Comparação por estado
Universa procurou outros 16 estados questionando não apenas a falta de números como também as diferenças significativas entre os dados dos órgãos oficiais, reunidos no anuário, e os divulgados por relatórios de duas ONGs tidas como referência no tema. O Grupo Gay da Bahia compila, há 40 anos, a partir de notícias de jornais, a quantidade de mortes motivadas por homofobia e transfobia, assim como a Associação Nacional de Travestis e Transexuais (Antra), que também baseia seu relatório de mortes de trans e travestis no noticiário. Os números, ou a falta deles, se referem aos anos de 2017 e 2018. Veja a comparação:
Dados oficiais de homicídios de LGBTs X dados de ONGs de proteção aos LGBTs
*Estados não divulgaram dados oficiais
Sete estados responderam os questionamentos da reportagem. Paraná e Pará informaram que a especificação da motivação do crime acontece durante a investigação criminal, e não no momento do registro de ocorrência. Por isso, não puderam contribuir com o anuário. Em Minas Gerais, a motivação é incluída no momento do registro do boletim de ocorrência, mas, por questões técnicas, essas informações não podem ser filtradas pelo sistema. A Secretaria de Estado de Justiça e Segurança Pública destaca que a ferramenta de extração de dados “vai passar por manutenção evolutiva” para que haja possibilidade de compilação e divulgação dessas informações.
A Secretaria de Segurança Pública do Amazonas afirmou apenas que “os indícios preliminares de motivação do crime são expressos já no boletim de ocorrência” e enviou um quadro em que aparecem os crimes de homofobia registrados pelo estado em 2018: zero.
O Rio Grande do Sul enviou dados ao anuário que diferem dos das ONGs. A diretora do Departamento Estadual de Proteção a Grupos Vulneráveis (DPGV), Shana Luft, afirma que o sistema de registro de ocorrências do estado não permite que os boletins de ocorrência sejam separados de acordo com a motivação do crime, apenas por sua natureza (homicídio, latrocínio etc). Afirmou, ainda, que até o primeiro semestre do ano que vem deve haver uma mudança na maneira como os registros são feitos para que se inclua a discriminação homofóbica nesses dados.
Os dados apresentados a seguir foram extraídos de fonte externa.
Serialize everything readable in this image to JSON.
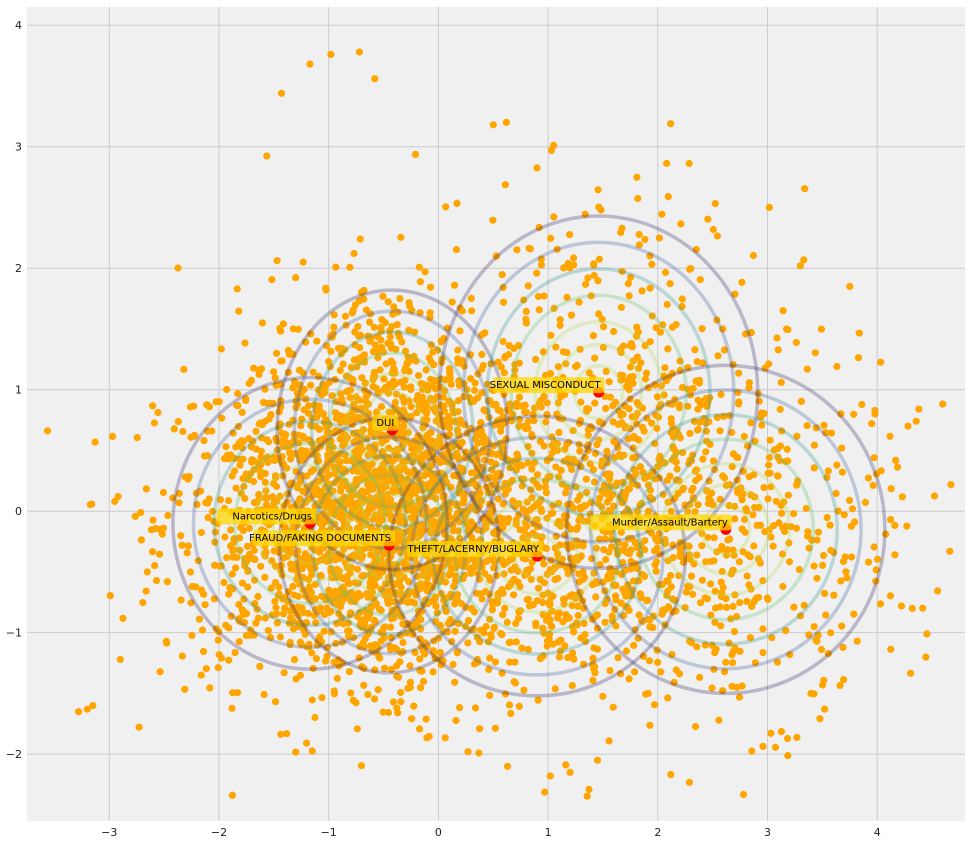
{
  "chart_data": {
    "type": "scatter",
    "title": "",
    "xlabel": "",
    "ylabel": "",
    "xlim": [
      -3.75,
      4.8
    ],
    "ylim": [
      -2.55,
      4.15
    ],
    "xticks": [
      -3,
      -2,
      -1,
      0,
      1,
      2,
      3,
      4
    ],
    "yticks": [
      -2,
      -1,
      0,
      1,
      2,
      3,
      4
    ],
    "grid": true,
    "background": "#f0f0f0",
    "point_color": "#ffa500",
    "centroid_color": "#ff0000",
    "label_box_color": "#ffd700",
    "contour_palette": [
      "#2b1f5c",
      "#3a5a9a",
      "#2c8e8c",
      "#5dbf6a",
      "#b5d84a"
    ],
    "clusters": [
      {
        "label": "Narcotics/Drugs",
        "x": -1.17,
        "y": -0.1,
        "rx": 1.25,
        "ry": 1.2
      },
      {
        "label": "FRAUD/FAKING DOCUMENTS",
        "x": -0.45,
        "y": -0.28,
        "rx": 1.0,
        "ry": 1.05
      },
      {
        "label": "DUI",
        "x": -0.42,
        "y": 0.67,
        "rx": 1.05,
        "ry": 1.15
      },
      {
        "label": "THEFT/LACERNY/BUGLARY",
        "x": 0.9,
        "y": -0.37,
        "rx": 1.35,
        "ry": 1.15
      },
      {
        "label": "SEXUAL MISCONDUCT",
        "x": 1.46,
        "y": 0.98,
        "rx": 1.45,
        "ry": 1.45
      },
      {
        "label": "Murder/Assault/Bartery",
        "x": 2.62,
        "y": -0.15,
        "rx": 1.45,
        "ry": 1.35
      }
    ],
    "scatter_samples": [
      {
        "x": -3.2,
        "y": -1.63
      },
      {
        "x": -3.28,
        "y": -1.65
      },
      {
        "x": -3.15,
        "y": -1.6
      },
      {
        "x": -2.95,
        "y": 0.08
      },
      {
        "x": -2.92,
        "y": 0.12
      },
      {
        "x": -2.9,
        "y": -1.22
      },
      {
        "x": -0.98,
        "y": 3.76
      },
      {
        "x": -0.72,
        "y": 3.78
      },
      {
        "x": -1.17,
        "y": 3.68
      },
      {
        "x": -1.43,
        "y": 3.44
      },
      {
        "x": -0.58,
        "y": 3.56
      },
      {
        "x": 0.5,
        "y": 3.18
      },
      {
        "x": 0.62,
        "y": 3.2
      },
      {
        "x": 1.03,
        "y": 2.97
      },
      {
        "x": 3.95,
        "y": 0.72
      },
      {
        "x": 4.38,
        "y": 0.84
      },
      {
        "x": 4.28,
        "y": 0.7
      },
      {
        "x": 3.92,
        "y": -0.42
      },
      {
        "x": 4.22,
        "y": -0.78
      },
      {
        "x": 4.32,
        "y": -0.8
      },
      {
        "x": 0.27,
        "y": -1.98
      },
      {
        "x": 1.02,
        "y": -2.18
      },
      {
        "x": 1.2,
        "y": -2.15
      },
      {
        "x": 0.63,
        "y": -2.1
      },
      {
        "x": 1.45,
        "y": -2.05
      },
      {
        "x": 3.3,
        "y": 2.02
      },
      {
        "x": 3.75,
        "y": 1.85
      }
    ]
  }
}
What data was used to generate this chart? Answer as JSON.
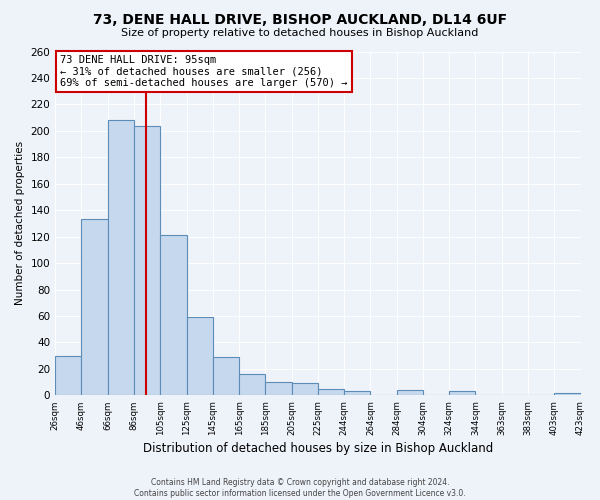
{
  "title": "73, DENE HALL DRIVE, BISHOP AUCKLAND, DL14 6UF",
  "subtitle": "Size of property relative to detached houses in Bishop Auckland",
  "xlabel": "Distribution of detached houses by size in Bishop Auckland",
  "ylabel": "Number of detached properties",
  "bin_labels": [
    "26sqm",
    "46sqm",
    "66sqm",
    "86sqm",
    "105sqm",
    "125sqm",
    "145sqm",
    "165sqm",
    "185sqm",
    "205sqm",
    "225sqm",
    "244sqm",
    "264sqm",
    "284sqm",
    "304sqm",
    "324sqm",
    "344sqm",
    "363sqm",
    "383sqm",
    "403sqm",
    "423sqm"
  ],
  "bar_heights": [
    30,
    133,
    208,
    204,
    121,
    59,
    29,
    16,
    10,
    9,
    5,
    3,
    0,
    4,
    0,
    3,
    0,
    0,
    0,
    2
  ],
  "bar_color": "#c5d8ed",
  "bar_edge_color": "#5b8db8",
  "vline_x": 2,
  "vline_color": "#cc0000",
  "ylim": [
    0,
    260
  ],
  "yticks": [
    0,
    20,
    40,
    60,
    80,
    100,
    120,
    140,
    160,
    180,
    200,
    220,
    240,
    260
  ],
  "annotation_title": "73 DENE HALL DRIVE: 95sqm",
  "annotation_line1": "← 31% of detached houses are smaller (256)",
  "annotation_line2": "69% of semi-detached houses are larger (570) →",
  "annotation_box_color": "#ffffff",
  "annotation_box_edge_color": "#cc0000",
  "footer_line1": "Contains HM Land Registry data © Crown copyright and database right 2024.",
  "footer_line2": "Contains public sector information licensed under the Open Government Licence v3.0.",
  "bg_color": "#eef2f9",
  "grid_color": "#ffffff"
}
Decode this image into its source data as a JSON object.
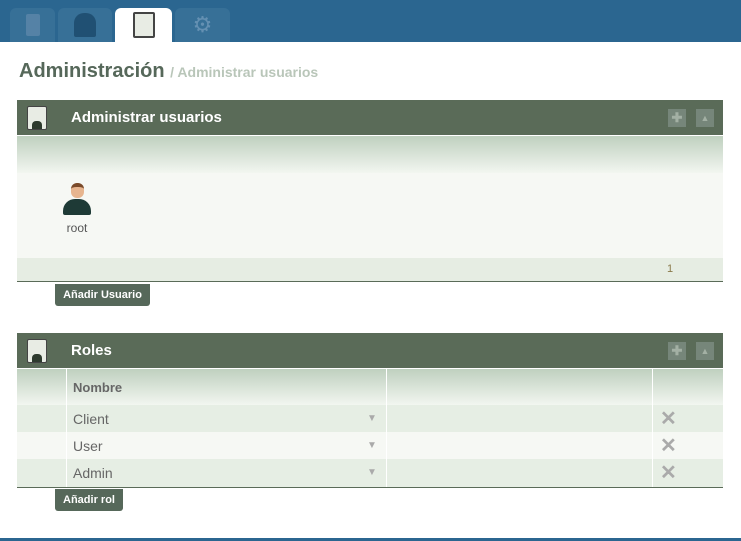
{
  "nav": {
    "tabs": [
      {
        "icon": "settings-book-icon"
      },
      {
        "icon": "user-hat-icon"
      },
      {
        "icon": "user-badge-icon",
        "active": true
      },
      {
        "icon": "tools-icon"
      }
    ]
  },
  "header": {
    "title": "Administración",
    "breadcrumb": "/ Administrar usuarios"
  },
  "users_panel": {
    "title": "Administrar usuarios",
    "users": [
      {
        "name": "root"
      }
    ],
    "page": "1",
    "add_button": "Añadir Usuario"
  },
  "roles_panel": {
    "title": "Roles",
    "column": "Nombre",
    "rows": [
      {
        "name": "Client"
      },
      {
        "name": "User"
      },
      {
        "name": "Admin"
      }
    ],
    "add_button": "Añadir rol"
  },
  "colors": {
    "topbar": "#2b6690",
    "panel": "#5a6b58"
  }
}
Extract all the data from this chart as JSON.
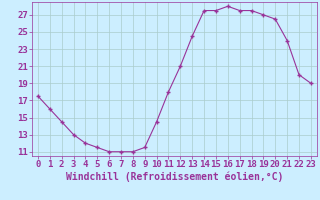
{
  "x": [
    0,
    1,
    2,
    3,
    4,
    5,
    6,
    7,
    8,
    9,
    10,
    11,
    12,
    13,
    14,
    15,
    16,
    17,
    18,
    19,
    20,
    21,
    22,
    23
  ],
  "y": [
    17.5,
    16.0,
    14.5,
    13.0,
    12.0,
    11.5,
    11.0,
    11.0,
    11.0,
    11.5,
    14.5,
    18.0,
    21.0,
    24.5,
    27.5,
    27.5,
    28.0,
    27.5,
    27.5,
    27.0,
    26.5,
    24.0,
    20.0,
    19.0
  ],
  "line_color": "#993399",
  "marker": "+",
  "xlabel": "Windchill (Refroidissement éolien,°C)",
  "xlabel_fontsize": 7,
  "bg_color": "#cceeff",
  "grid_color": "#aacccc",
  "tick_color": "#993399",
  "label_color": "#993399",
  "xlim": [
    -0.5,
    23.5
  ],
  "ylim": [
    10.5,
    28.5
  ],
  "yticks": [
    11,
    13,
    15,
    17,
    19,
    21,
    23,
    25,
    27
  ],
  "xticks": [
    0,
    1,
    2,
    3,
    4,
    5,
    6,
    7,
    8,
    9,
    10,
    11,
    12,
    13,
    14,
    15,
    16,
    17,
    18,
    19,
    20,
    21,
    22,
    23
  ],
  "tick_fontsize": 6.5
}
Em São Paulo, a diferença entre os dados oficiais e os registrados pelas ONGs também é grande. Em nota, a Secretaria de Segurança Pública afirmou que “não comenta pesquisas cuja metodologia desconhece” e que “desde novembro de 2015, é possível colocar o nome social e a indicação de motivação da infração de casos de homofobia e transfobia nos registros de ocorrência”. Diz ainda que “todas as circunstâncias relativas aos fatos descritos nos boletins de ocorrência são apuradas ao longo das investigações e, ao término do trabalho da polícia judiciária, relatadas à Justiça conforme determina a Lei”.
Por que dados são importantes?
Professor da FGV Direito (escola da Fundação Getúlio Vargas), Thiago Amparo analisou os dados do anuário e diz que a existência de um campo específico nos registros de ocorrência para abarcar a descrição de um crime como homofóbico ou transfóbico é urgente.
“É fundamental ter esses dados para que se entenda o fenômeno como específico, com uma dinâmica própria. Mesmo que seja decorrente de um roubo, o crime não deveria ser [registrado como] um caso geral de latrocínio, pois há requintes de crueldade, é feito com ódio”, explica Amparo. “Só com informações disponíveis é possível pensar políticas públicas para proteger essa população.”
Para o fundador do Grupo Gay da Bahia e professor de antropologia da Universidade Federal da Bahia, Luiz Mott, a falta de números oficiais reflete a “homotransfobia governamental”. “O governo não se preocupa em documentar essas ocorrências porque não se preocupa em evitar essa tragédia que faz do Brasil o campeão mundial em mortes de LGBTs no mundo”, diz. “Dados oficiais deveriam ser garantias de que as fontes de pesquisa foram sistematicamente exploradas e que os métodos de investigação estatísticos foram seguidos à risca. São mais fidedignos que levantamentos baseados em notícias de jornal.”
A Bahia, coincidentemente, é o estado que apresentou os números oficiais mais próximos aos do relatório da entidade: foram 32 casos em 2018, segundo o governo, e 35 casos, segundo o Grupo Gay da Bahia.